Le ton est monté lors d’une intervention de la représentante de l’Association des Femmes Célibataires, qui s’est directement adressée au président gabonais Brice Clotaire Oligui Nguema.
« Nos officiers refusent de prendre une 2e femme »
Pour ces femmes, l’autorisation de la polygamie chez les officiers supérieurs avait suscité beaucoup d’espoir.
Selon leur représentante, des milliers de célibataires avaient accueilli la mesure favorablement, y voyant notamment une possibilité d’accéder au mariage et à davantage de stabilité sociale.
Mais deux ans après l’adoption du texte, le constat dressé par l’association est tout autre.
« Ces officiers supérieurs sont toujours mariés à une seule femme », déplore-t-elle.
Une situation qui provoque aujourd’hui frustration et incompréhension chez certaines célibataires, qui estiment que la loi devrait être appliquée dans les faits.
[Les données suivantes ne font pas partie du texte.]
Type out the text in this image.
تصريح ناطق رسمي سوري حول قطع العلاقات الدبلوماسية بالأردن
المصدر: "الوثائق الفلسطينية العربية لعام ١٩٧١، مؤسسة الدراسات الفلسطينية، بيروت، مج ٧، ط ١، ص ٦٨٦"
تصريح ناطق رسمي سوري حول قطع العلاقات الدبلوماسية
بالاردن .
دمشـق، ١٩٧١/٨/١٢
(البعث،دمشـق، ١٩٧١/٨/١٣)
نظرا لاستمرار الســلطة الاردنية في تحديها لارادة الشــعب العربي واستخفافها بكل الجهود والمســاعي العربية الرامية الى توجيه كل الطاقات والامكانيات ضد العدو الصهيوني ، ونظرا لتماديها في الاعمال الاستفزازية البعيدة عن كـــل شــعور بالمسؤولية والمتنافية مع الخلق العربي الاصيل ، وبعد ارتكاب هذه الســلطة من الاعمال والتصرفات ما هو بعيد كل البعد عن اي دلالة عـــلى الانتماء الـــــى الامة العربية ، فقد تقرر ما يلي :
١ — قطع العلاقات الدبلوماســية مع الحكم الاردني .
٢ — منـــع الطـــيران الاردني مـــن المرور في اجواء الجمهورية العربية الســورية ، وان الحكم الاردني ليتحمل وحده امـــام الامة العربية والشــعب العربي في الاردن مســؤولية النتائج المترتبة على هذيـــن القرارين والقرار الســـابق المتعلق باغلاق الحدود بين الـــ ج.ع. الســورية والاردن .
Une demande qui fait forcément réagir
L’association dénonce ainsi une application qu’elle considère comme inégale et rappelle un principe : « nul n’est au-dessus de la loi ».
Elle demande donc que les dispositions permettant la polygamie chez les officiers supérieurs soient effectivement mises en œuvre et que les cadres militaires soient davantage incités à assumer leurs responsabilités.
Le sujet ne manque évidemment pas de faire parler, notamment sur les réseaux sociaux, où la question du mariage, de la polygamie et du statut des femmes reste particulièrement sensible.
Oligui Nguema cité en exemple
Dans leur démarche, les célibataires gabonaises ne se contentent toutefois pas de critiquer.
Elles saluent également l’engagement du président Brice Clotaire Oligui Nguema, notamment parce qu’il a lui-même épousé deux femmes.
L’association estime que cet exemple devrait contribuer à encourager l’application du texte auprès des autres cadres concernés.
Derrière cette revendication pour le moins inhabituelle, c’est donc une question plus large qui se pose : une loi autorisant une pratique peut-elle réellement répondre aux attentes de celles et ceux qui souhaitent en bénéficier si personne ne l’applique ?
Pour les célibataires gabonaises mobilisées, la réponse semble claire : elles veulent désormais passer des promesses aux actes.